La tarea infinita del lector, la de recorrer la biblioteca universal en busca de un texto que lo defina, se multiplica (si el infinito puede multiplicarse) cuando ese lector admite su calidad de traductor. Entonces todo texto rescatado de la página se vuelve una multitud de otros, transformados en los vocabularios de ese lector, redefinidos en otros contextos, otras experiencias, otras memorias, ordenados en otras estanterías. Al texto fijo en la página, el lector-traductor propone un texto nómada que no acaba por anclarse nunca.
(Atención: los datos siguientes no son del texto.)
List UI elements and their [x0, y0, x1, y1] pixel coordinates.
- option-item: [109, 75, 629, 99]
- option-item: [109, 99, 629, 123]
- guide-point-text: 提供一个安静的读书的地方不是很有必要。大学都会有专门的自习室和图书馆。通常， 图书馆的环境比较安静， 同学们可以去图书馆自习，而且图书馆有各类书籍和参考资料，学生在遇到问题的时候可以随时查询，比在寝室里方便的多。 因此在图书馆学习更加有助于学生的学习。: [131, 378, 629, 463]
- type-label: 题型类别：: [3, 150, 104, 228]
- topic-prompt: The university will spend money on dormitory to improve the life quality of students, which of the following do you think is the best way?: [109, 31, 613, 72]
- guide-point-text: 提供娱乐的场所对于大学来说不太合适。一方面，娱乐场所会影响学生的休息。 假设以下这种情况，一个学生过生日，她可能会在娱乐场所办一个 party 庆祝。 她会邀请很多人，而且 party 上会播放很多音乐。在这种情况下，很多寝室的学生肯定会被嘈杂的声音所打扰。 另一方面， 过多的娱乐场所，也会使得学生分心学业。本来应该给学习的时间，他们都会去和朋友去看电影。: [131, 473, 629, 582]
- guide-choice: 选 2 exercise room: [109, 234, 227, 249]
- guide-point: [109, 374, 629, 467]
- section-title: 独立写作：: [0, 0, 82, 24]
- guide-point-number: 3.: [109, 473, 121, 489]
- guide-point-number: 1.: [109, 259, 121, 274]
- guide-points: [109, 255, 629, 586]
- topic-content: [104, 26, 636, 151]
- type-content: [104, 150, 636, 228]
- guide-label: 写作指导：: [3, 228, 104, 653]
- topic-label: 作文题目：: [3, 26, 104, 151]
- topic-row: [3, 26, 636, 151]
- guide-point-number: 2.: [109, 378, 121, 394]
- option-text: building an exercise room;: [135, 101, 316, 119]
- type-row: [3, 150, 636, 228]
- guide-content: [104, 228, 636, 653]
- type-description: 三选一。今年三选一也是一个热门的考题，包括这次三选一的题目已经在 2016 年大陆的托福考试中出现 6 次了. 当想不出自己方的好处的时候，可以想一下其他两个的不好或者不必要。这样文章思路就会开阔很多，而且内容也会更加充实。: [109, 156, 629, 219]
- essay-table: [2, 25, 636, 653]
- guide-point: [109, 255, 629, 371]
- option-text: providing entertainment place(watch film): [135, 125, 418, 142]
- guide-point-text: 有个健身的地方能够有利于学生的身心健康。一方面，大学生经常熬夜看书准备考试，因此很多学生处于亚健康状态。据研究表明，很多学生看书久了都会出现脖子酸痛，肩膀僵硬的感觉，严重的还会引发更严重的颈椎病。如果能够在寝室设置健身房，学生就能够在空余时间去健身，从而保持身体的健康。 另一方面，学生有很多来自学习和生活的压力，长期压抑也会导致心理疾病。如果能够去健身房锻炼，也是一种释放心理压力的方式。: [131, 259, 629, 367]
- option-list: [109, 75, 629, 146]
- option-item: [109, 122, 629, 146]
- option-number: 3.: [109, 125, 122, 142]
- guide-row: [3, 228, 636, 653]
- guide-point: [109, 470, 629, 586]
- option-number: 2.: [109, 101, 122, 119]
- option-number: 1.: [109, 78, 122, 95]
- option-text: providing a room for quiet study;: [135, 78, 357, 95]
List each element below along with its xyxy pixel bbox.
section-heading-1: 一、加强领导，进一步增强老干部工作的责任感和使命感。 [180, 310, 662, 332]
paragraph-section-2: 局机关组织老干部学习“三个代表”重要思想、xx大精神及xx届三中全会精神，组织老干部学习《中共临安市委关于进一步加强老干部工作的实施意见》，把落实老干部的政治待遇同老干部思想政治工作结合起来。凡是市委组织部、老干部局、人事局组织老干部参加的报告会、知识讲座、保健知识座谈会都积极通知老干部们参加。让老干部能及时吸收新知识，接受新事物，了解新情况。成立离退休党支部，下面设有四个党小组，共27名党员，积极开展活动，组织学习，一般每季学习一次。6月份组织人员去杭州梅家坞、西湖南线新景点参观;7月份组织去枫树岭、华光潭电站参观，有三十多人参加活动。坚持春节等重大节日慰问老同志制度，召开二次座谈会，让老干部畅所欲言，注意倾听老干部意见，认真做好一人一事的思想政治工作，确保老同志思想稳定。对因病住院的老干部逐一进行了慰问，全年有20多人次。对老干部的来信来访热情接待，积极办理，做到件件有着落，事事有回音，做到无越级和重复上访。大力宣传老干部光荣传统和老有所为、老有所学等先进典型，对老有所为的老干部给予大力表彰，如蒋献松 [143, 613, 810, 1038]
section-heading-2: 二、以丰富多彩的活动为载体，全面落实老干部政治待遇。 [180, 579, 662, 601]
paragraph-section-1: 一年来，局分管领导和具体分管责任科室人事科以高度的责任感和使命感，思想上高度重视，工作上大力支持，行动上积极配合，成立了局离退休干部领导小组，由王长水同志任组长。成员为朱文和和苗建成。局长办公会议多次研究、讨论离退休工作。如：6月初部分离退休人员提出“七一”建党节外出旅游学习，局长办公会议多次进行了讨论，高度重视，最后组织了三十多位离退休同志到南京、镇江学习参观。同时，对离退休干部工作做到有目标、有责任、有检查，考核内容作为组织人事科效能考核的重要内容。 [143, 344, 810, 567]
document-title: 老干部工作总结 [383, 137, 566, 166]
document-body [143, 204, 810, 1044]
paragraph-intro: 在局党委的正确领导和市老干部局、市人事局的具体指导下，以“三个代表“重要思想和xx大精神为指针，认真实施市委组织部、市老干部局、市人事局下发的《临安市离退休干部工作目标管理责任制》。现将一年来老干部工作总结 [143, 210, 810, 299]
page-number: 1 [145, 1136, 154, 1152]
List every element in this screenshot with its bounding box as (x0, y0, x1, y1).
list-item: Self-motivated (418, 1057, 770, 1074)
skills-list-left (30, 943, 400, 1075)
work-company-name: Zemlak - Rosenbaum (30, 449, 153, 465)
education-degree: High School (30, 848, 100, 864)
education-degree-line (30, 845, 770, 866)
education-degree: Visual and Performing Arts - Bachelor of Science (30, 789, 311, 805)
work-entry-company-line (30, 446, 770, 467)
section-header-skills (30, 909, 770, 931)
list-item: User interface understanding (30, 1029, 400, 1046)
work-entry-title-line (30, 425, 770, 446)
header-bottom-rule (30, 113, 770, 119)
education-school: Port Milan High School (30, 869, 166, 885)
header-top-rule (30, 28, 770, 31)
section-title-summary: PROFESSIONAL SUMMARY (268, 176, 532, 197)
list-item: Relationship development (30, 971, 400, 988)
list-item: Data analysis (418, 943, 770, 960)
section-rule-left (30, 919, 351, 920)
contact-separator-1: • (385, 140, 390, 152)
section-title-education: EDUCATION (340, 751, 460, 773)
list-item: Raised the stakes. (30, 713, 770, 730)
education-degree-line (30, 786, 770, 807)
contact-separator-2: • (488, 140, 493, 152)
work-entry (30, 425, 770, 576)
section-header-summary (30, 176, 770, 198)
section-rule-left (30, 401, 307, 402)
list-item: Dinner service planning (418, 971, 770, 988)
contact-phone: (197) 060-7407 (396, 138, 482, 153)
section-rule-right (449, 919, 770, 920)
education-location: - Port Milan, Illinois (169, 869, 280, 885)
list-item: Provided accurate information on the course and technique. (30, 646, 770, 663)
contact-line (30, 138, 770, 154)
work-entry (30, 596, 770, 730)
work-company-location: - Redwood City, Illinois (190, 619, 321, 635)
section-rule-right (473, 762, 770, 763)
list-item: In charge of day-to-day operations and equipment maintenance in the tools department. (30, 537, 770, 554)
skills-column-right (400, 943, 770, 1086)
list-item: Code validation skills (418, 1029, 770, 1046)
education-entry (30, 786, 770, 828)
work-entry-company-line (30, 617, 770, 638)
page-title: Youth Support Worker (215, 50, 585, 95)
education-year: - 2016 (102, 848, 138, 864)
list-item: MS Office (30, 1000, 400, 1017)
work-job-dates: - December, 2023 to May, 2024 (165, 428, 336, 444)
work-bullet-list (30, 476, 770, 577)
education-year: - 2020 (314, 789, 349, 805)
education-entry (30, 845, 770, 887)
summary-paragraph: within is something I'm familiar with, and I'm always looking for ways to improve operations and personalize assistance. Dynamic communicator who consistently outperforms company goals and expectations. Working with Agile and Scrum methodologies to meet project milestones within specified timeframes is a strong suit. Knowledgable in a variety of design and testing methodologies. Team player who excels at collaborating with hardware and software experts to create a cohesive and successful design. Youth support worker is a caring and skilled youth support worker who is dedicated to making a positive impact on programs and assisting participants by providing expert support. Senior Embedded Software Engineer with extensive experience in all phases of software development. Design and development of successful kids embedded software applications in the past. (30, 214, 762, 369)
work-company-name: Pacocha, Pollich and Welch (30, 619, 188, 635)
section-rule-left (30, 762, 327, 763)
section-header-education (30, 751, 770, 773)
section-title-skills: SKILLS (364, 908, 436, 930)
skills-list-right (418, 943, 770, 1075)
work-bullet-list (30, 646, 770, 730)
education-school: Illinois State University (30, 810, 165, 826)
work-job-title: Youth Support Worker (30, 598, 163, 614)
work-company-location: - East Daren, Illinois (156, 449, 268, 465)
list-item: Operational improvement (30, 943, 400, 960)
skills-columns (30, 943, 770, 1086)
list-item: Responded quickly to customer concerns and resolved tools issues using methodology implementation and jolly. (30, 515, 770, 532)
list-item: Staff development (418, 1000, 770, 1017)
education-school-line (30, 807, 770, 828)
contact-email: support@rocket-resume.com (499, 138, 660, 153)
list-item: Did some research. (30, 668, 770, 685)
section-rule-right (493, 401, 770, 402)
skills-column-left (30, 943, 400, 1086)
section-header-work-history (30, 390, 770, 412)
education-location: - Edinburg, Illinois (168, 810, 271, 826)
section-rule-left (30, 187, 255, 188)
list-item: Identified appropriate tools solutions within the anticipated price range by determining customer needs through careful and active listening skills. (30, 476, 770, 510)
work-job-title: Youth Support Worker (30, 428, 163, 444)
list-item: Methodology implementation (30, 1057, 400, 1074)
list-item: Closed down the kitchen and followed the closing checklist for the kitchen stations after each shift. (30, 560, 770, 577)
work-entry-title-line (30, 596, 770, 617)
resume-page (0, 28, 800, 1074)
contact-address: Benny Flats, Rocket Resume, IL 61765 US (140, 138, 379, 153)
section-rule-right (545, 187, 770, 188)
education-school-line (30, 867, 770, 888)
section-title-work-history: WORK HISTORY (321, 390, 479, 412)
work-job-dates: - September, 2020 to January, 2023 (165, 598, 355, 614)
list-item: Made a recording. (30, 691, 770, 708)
Ésa es la conmovedora paradoja del arte de traducir: que a través de esas constantes migraciones, de esas exploraciones incesantes, una obra literaria puede volverse algo menos tentativo, menos azaroso que su naturaleza de obra artística le impone, y adquirir, por milagro, una suerte de inmanente inmortalidad.
NOTAS
- Jorge Luis Borges, «El oficio de traducir» en La Opinión Cultural, Buenos Aires, 21 de septiembre, 1975. (Recogido en Jorge Luis Borges en Sur (1931-1980), Barcelona, Emecé Editores, 1999).
- Pedro Henríquez Ureña, Las corrientes literarias en la América Hispánica (México, Fondo de Cultura Económica, 1978) en Nora Catelli y Marietta Gargatagli, El tabaco que fumaba Plinio: Escenas de la traducción en España y América: relatos, leyes y reflexiones sobre los otros (Barcelona, Ediciones del Serbal, 1998).
- Andrés Bello, Gramática de la lengua castellana dedicada al uso de los americanos (1847) en Obra literaria, selección y prólogo de Pedro Graces, Caracas, Biblioteca Ayacucho, 1985).
- Jorge Luis Borges, «El oficio de traducir».
- Lewis Carroll, Alice’s Adventures in Wonderland, capítulo IX en The Annotated Alice, with an Introduction and Notes by Martin Gardner (Nueva York, Clarkson Potter, 1960).
- Hilario Ascasubi, Santos Vega (selección) y Estanislao del Campo, Fausto. Selección por Horacio Jorge Becco. Prólogo y notas por la profesora María Taboada (Buenos Aires, Centro Editor de América Latina, 1979).
- «The British state which was found by Caesar was long believed to have been founded by Brutus. The contrast between the one very dry discovery and the other very fantastic foundation has something decidedly comic about it; as if Caesar’s “Et tu Brute” might be translated “What, you here?”» G. K. Chesterton, A Short History of England (Londres, Chatto & Windus, 1917).